According to Herbert G. May, chief editor of two Bible-related reference books, the bath may be archaeologically determined to have been about 5.75 USgal from a study of jar remains marked "bath" and "royal bath" from Tell Beit Mirsim. Using the standard of a bath unit, which has been established to be about 22 litres, 1 se'ah would equal about 7.3 litres, or 7.3 dm^{3}.

The Jewish Study Bible estimates the biblical seah at 7.7 liters.

In the New Testament, Jesus refers to a woman who takes "three measures of meal", the same quantity, and mixes it with yeast, illustrating his teaching on the kingdom of heaven.

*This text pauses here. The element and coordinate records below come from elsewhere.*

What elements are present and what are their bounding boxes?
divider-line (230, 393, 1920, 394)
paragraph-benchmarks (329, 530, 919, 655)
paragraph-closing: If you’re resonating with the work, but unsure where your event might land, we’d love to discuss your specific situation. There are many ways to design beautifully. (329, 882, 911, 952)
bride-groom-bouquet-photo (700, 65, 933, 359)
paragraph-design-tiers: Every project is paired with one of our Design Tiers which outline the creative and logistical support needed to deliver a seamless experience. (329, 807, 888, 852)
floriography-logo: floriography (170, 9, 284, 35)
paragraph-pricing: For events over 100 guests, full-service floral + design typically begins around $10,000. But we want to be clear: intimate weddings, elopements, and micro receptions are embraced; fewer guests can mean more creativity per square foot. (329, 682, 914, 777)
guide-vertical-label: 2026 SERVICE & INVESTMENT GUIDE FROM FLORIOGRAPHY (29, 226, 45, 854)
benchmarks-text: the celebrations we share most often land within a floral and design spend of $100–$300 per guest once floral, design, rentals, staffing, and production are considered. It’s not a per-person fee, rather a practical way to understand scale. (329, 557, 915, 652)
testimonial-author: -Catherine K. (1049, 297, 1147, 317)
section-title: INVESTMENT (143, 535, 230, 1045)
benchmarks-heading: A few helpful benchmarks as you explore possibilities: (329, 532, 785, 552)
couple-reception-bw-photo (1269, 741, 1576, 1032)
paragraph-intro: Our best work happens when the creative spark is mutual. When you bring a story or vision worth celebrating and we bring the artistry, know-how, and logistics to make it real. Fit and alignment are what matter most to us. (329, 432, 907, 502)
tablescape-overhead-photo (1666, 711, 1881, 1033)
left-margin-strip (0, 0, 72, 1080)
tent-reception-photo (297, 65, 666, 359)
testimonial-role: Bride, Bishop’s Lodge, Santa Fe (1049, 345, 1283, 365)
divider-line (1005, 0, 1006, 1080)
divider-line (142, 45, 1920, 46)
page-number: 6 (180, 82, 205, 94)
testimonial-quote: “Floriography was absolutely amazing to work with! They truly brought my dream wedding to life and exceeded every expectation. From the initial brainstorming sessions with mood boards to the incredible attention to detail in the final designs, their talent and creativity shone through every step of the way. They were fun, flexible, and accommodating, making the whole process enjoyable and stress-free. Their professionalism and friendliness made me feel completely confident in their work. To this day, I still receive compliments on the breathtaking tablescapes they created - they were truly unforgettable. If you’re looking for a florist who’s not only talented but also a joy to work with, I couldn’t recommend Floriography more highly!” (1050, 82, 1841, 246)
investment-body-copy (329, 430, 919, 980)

== Seah in Orthodox Judaism ==

In the context of a mikveh, forty se'ahs are the minimum quantity of water needed to render bodily purification after an immersion. A mikveh must, according to the classical regulations, contain enough water to cover the entire body of an average-sized person. Based on a mikveh with the dimensions of 3 cubits deep, 1 cubit wide, and 1 cubit long, these were the minimal measurements needed to reach a volume of water that was estimated at being forty se'ahs of water. The exact volume referred to by a se'ah is debated, and classical rabbinical literature specifies only that it is enough to fit 144 eggs. In some Orthodox Jewish circles there is a proclivity to follow the stringent ruling of Avrohom Yeshaya Karelitz, or Eliyahu of Vilna, whose view is that the size of eggs has progressively become smaller over the ages, therefore requiring a larger measure.

According to this view, one se'ah is 14.3 litres, and therefore an ablution (mikveh) of forty se'ahs (the minimum measure needed to effect ritual purity) must contain at the least 575 litres, by their standard.

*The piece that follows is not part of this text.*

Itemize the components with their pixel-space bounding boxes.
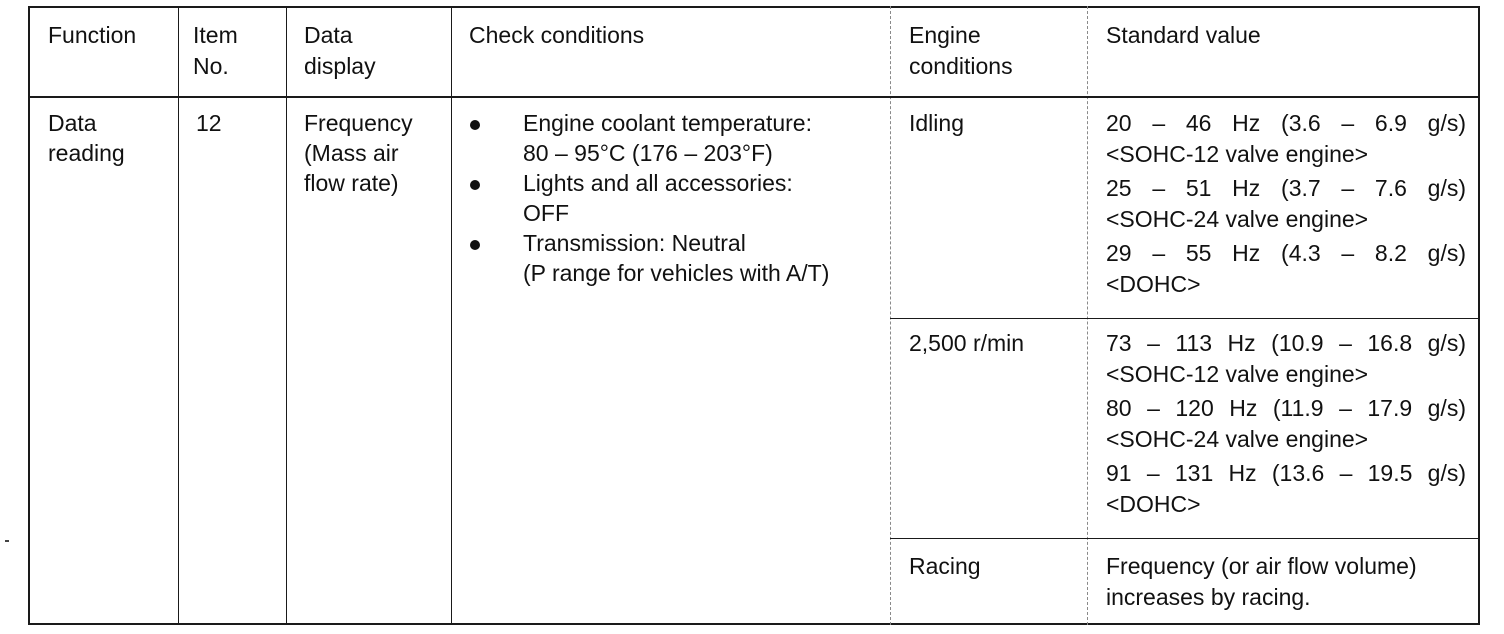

Those dissenting and who hold the view that eggs today have the same size as the eggs used in measurement by the Sages are Rabbi Yechiel Michel Epstein (1829–1908), author of the Aruch HaShulchan, and Rabbi Shelomo Qorah, the late Chief Rabbi of Bnei Brak, among others, who having tested the trigonometric calculations for the volume of flour needed to separate the dough-portion (= the volume of 43.2 eggs), and which, according to Maimonides, can be measured by filling-up a space 10 fingerbreadths × 10 fingerbreadths square (the finger's breadth being the width of one's thumb, about 2.5 cm), with a depth of 3 fingerbreadths and 1/10 of another fingerbreadth, along with a little more than 1/100 of another fingerbreadth, found that medium-sized eggs of our modern age have not diminished in size.